自分も告られたことがあったし、授業中は誰もいかない。
あれからかなりの時間が経っているし、部活も始まる頃だ、呼び出しがそこだとして、ま
だ、居るだろうか?
***
春の陽が射す中近づくと、数人の運動部の連中が通るなかで、部室棟入口の数段の階段の隅に座り、足を抱え込んでうつむく美愛が居た…。
その姿をとらえながら山野にメールを送る。
『鞄を持ってそちらに行くから側に居て』と返信があった。
声はかけずに近づき、そっと隣に座ると、さすがに気がついたのか、ビクッとした後にゆっくりと顔を上げた…。

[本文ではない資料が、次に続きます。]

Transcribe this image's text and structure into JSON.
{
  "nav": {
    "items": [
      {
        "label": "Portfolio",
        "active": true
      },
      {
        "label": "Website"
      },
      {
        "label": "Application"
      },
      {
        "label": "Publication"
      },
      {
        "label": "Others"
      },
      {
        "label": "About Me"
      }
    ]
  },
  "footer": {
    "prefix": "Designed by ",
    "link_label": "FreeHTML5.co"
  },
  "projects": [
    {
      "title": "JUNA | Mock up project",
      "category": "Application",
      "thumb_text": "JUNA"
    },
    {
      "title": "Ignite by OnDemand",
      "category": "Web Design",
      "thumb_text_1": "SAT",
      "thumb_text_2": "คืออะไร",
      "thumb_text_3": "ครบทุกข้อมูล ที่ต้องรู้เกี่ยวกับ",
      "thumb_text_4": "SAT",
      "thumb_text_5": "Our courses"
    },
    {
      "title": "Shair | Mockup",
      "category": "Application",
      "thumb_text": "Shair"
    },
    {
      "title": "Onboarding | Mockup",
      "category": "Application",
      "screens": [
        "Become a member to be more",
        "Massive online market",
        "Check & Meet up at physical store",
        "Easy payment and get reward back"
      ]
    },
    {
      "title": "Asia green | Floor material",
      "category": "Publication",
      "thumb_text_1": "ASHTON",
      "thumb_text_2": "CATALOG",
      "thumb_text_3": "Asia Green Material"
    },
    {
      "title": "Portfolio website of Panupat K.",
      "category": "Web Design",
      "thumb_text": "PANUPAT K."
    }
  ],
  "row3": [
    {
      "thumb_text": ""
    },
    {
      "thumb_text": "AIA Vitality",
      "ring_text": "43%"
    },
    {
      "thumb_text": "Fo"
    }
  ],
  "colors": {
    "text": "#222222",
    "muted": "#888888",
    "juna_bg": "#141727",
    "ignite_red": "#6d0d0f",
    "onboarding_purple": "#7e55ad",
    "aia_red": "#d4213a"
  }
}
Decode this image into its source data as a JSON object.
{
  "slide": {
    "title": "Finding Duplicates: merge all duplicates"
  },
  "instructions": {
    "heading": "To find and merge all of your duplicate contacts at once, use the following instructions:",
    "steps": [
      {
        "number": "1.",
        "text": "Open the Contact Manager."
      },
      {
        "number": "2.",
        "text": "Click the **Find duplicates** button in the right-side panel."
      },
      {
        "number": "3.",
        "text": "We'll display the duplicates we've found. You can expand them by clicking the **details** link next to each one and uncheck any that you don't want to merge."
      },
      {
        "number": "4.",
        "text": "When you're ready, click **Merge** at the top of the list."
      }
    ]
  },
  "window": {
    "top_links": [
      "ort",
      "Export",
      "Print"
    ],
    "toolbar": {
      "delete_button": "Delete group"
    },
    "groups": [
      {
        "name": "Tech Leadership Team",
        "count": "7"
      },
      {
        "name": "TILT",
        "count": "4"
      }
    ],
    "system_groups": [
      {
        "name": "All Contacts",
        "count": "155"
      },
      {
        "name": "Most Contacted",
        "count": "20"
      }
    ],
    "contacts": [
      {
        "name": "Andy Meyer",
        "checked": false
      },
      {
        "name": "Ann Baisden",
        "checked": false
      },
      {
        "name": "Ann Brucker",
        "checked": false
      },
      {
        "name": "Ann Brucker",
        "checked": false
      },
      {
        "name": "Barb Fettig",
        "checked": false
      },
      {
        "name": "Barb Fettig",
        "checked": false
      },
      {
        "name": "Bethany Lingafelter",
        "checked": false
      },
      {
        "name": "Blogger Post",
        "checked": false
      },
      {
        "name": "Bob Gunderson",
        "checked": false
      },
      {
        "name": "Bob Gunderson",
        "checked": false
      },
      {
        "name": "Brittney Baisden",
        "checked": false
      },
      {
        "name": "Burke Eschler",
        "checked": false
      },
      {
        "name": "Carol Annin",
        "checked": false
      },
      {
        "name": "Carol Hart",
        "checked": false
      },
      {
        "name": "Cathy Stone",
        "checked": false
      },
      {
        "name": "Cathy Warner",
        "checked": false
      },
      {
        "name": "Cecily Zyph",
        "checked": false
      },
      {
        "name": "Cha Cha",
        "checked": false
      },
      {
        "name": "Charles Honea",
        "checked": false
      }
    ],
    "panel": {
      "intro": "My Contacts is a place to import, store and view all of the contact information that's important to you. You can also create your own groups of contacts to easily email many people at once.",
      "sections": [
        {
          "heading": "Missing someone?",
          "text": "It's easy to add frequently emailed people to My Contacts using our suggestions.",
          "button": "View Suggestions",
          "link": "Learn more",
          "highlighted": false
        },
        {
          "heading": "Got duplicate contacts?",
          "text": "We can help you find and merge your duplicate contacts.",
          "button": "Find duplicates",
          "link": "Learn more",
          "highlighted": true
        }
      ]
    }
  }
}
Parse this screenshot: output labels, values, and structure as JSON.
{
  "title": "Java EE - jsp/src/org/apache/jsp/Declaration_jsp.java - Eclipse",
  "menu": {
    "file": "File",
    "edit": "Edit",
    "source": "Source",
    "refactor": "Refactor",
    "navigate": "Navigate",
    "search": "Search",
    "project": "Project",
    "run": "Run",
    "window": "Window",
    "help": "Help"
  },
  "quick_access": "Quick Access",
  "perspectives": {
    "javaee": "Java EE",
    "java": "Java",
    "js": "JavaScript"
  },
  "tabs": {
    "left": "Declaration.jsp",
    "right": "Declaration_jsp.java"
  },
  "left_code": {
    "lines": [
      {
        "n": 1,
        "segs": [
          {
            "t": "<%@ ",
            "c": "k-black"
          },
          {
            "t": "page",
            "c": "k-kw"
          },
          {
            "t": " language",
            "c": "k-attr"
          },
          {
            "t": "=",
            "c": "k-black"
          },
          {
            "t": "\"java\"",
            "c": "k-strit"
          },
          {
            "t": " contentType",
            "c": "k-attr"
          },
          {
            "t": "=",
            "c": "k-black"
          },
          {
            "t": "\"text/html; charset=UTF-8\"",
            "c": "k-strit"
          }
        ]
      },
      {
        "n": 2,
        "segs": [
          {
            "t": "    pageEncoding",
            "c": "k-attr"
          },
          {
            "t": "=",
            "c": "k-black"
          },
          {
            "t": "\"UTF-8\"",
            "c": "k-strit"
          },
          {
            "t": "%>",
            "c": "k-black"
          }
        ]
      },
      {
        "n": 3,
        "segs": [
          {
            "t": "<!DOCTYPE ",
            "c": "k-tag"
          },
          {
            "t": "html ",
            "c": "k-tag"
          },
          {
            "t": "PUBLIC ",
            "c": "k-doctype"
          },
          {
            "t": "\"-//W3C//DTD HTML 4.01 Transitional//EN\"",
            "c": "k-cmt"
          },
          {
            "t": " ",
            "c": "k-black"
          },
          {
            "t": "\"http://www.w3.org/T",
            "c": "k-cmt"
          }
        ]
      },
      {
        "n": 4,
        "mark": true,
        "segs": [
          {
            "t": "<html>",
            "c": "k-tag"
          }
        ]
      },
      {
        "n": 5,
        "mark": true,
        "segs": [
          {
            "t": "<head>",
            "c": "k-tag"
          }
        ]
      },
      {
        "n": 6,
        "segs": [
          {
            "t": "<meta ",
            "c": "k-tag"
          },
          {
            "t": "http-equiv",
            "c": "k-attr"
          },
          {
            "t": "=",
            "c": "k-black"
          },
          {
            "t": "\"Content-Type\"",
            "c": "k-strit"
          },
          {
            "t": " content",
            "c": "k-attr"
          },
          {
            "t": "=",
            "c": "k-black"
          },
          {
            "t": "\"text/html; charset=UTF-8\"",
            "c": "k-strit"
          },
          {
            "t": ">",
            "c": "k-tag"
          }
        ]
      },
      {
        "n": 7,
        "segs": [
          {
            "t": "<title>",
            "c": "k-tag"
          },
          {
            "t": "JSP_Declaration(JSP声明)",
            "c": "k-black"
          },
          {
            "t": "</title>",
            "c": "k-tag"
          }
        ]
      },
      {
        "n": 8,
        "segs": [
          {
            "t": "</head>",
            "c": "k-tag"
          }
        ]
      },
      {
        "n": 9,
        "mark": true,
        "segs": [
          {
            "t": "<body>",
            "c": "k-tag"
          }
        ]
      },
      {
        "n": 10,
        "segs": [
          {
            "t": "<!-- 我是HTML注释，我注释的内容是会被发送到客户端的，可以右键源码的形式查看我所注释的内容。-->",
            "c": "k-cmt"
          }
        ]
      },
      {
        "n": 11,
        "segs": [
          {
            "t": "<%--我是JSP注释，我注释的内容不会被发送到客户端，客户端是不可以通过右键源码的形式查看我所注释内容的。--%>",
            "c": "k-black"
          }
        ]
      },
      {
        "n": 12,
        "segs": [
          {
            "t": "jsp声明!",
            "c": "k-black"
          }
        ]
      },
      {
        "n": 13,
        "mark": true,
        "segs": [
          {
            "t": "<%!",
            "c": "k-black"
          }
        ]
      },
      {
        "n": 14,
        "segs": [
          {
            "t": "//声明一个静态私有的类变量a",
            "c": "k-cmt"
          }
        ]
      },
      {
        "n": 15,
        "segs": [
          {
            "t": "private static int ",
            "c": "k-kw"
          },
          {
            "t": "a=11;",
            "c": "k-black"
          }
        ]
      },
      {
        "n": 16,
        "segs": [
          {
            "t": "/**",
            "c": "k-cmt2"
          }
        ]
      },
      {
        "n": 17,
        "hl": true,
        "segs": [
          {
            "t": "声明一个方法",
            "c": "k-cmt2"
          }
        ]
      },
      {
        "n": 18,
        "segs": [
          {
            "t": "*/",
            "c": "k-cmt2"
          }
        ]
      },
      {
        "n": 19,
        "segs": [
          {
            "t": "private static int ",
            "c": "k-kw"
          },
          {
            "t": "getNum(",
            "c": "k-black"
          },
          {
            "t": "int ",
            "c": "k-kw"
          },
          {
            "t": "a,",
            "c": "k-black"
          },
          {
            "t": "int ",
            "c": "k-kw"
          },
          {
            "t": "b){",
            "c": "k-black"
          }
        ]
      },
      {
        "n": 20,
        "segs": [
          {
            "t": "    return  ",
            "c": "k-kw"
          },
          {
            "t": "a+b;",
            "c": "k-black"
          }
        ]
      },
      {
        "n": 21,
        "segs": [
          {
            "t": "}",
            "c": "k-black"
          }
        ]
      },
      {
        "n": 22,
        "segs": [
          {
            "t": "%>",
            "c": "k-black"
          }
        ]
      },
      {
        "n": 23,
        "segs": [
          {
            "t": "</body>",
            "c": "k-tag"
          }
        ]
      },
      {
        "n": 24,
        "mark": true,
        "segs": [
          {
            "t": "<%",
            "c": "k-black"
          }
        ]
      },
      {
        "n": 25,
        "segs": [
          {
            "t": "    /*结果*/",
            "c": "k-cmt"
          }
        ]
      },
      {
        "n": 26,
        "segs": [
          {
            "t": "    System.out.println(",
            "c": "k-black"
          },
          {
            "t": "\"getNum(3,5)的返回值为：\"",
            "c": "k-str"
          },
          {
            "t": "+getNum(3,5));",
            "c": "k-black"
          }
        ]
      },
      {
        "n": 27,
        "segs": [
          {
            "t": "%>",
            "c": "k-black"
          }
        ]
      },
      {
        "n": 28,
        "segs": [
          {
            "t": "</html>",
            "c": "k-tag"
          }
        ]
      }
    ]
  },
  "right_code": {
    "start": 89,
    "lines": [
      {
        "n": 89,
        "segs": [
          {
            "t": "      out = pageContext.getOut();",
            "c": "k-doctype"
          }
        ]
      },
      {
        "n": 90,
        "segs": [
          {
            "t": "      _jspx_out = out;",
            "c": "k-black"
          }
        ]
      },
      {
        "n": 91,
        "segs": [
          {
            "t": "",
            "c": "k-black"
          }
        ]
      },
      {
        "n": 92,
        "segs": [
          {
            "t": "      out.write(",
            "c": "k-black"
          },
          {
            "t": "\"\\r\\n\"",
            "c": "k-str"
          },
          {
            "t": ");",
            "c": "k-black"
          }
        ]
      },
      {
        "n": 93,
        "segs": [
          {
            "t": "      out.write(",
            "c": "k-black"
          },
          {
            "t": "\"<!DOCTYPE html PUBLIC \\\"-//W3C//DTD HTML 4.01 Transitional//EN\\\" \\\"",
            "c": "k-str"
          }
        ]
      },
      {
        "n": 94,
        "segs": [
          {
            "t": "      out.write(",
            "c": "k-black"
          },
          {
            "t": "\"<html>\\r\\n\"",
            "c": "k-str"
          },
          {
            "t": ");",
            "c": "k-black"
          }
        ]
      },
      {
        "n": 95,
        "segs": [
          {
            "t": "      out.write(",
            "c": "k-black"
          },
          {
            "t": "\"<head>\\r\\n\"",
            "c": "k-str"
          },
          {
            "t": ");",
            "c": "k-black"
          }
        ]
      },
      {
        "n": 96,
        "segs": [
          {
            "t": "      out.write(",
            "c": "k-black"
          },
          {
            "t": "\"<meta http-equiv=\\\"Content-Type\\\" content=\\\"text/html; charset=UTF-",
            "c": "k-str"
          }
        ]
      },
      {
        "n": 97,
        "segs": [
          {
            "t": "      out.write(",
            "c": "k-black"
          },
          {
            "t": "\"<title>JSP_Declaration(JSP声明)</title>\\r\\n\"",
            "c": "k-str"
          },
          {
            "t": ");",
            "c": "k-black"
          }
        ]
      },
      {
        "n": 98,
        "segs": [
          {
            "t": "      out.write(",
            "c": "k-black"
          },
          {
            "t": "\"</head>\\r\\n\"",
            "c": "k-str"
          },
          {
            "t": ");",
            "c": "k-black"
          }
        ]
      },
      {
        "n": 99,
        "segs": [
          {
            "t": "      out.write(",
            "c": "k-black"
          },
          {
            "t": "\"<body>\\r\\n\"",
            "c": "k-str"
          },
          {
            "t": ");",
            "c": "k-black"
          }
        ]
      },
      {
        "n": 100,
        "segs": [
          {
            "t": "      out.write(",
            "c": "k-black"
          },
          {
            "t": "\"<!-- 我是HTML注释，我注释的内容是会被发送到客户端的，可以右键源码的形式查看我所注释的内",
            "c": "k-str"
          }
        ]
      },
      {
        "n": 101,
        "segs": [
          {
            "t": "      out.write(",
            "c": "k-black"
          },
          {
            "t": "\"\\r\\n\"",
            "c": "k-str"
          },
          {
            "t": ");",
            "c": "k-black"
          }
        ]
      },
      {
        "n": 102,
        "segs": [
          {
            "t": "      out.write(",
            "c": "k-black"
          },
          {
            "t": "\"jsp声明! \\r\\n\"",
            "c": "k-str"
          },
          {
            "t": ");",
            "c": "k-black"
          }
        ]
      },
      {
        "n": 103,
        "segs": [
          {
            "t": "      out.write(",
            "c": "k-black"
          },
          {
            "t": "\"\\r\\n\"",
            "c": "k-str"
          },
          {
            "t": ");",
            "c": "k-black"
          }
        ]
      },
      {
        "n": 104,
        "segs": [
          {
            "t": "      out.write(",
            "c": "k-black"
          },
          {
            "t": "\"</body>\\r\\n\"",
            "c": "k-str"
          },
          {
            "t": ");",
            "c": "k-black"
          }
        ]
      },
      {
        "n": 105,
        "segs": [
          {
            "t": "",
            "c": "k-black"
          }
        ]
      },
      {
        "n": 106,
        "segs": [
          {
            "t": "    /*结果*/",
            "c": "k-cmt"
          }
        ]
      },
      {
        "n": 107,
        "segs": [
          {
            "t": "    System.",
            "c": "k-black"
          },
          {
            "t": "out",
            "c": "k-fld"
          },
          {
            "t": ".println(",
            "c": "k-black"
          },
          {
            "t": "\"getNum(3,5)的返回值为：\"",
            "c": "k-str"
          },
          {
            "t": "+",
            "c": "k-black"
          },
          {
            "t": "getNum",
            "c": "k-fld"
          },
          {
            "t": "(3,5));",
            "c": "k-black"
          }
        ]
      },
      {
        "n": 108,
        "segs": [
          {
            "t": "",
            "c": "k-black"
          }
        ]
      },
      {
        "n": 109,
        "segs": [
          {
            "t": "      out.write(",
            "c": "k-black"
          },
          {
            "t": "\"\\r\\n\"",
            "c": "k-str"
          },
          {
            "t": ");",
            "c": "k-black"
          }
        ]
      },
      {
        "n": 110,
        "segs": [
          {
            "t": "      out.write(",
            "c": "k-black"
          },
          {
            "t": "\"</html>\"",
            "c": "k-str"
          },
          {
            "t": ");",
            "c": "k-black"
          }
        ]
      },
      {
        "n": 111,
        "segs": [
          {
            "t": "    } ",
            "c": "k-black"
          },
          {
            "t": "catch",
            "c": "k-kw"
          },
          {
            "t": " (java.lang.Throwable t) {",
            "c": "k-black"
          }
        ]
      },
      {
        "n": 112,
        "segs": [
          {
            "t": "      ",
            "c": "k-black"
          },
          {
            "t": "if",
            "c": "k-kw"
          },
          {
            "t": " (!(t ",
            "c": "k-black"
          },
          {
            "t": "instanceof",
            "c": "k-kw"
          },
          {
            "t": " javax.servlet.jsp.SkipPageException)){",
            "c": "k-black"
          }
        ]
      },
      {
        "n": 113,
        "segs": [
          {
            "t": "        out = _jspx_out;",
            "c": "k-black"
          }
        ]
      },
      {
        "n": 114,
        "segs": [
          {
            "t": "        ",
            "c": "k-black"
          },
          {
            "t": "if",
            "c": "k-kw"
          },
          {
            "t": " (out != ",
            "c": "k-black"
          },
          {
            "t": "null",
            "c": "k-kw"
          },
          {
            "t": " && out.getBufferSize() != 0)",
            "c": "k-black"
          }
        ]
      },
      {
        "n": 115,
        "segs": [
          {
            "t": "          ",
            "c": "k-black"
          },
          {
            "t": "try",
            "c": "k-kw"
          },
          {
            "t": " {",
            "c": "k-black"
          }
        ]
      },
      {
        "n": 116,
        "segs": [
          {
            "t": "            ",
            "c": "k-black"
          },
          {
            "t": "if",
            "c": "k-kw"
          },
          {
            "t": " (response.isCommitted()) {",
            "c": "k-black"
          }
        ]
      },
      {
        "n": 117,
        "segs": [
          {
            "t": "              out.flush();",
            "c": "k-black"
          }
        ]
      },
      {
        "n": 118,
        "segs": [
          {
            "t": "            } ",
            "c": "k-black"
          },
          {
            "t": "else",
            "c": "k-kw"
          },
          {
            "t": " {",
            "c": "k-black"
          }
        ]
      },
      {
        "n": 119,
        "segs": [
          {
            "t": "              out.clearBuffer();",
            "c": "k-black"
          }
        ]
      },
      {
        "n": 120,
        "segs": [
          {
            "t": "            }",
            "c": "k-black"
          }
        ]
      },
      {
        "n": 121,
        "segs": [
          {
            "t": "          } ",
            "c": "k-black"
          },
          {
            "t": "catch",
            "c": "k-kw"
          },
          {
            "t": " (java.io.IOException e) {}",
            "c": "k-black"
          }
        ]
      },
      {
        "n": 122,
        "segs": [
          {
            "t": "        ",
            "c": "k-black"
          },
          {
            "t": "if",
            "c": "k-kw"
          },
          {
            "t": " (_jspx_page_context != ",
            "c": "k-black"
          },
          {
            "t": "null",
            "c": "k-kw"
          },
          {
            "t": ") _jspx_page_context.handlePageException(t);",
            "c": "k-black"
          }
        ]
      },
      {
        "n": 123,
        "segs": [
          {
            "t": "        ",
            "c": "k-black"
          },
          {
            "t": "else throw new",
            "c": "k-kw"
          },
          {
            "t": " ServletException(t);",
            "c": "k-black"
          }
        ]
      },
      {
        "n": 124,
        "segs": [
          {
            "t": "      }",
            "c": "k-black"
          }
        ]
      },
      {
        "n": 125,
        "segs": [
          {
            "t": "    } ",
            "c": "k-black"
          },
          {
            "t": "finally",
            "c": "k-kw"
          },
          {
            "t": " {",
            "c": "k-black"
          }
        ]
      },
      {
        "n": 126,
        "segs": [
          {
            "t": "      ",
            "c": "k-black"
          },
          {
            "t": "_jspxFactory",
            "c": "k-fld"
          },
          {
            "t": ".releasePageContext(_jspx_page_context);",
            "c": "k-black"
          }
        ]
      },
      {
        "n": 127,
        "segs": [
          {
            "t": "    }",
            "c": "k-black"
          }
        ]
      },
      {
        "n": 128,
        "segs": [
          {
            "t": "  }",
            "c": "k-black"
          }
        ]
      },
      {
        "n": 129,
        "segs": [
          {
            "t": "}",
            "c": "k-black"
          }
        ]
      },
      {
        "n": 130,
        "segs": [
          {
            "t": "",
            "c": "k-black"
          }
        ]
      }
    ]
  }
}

その顔には、涙のあとがたくさんで、瞳からはまだ溢れそうになっていて…左の頬が赤く…叩かれたであろう痕もあった…。
「ここ、暖かくてきもち~な!」
俺は美愛の頭をそっと撫でながら明るめの声で関係ないことを言った。
俺に顔を見られた美愛はすぐにまた、顔を俯かせてしまっていたが…。
しばらくそのままでいると、『美愛ぁ~』と声がして、山野が鞄を抱えてやってきた。
「はい、祐君のも。あたし、
気が利くでしょお~。」
そっと顔を上げた美愛に、山野は鞄を渡し、俺とほぼ同時に『ありがと』『サンキュ』と言った。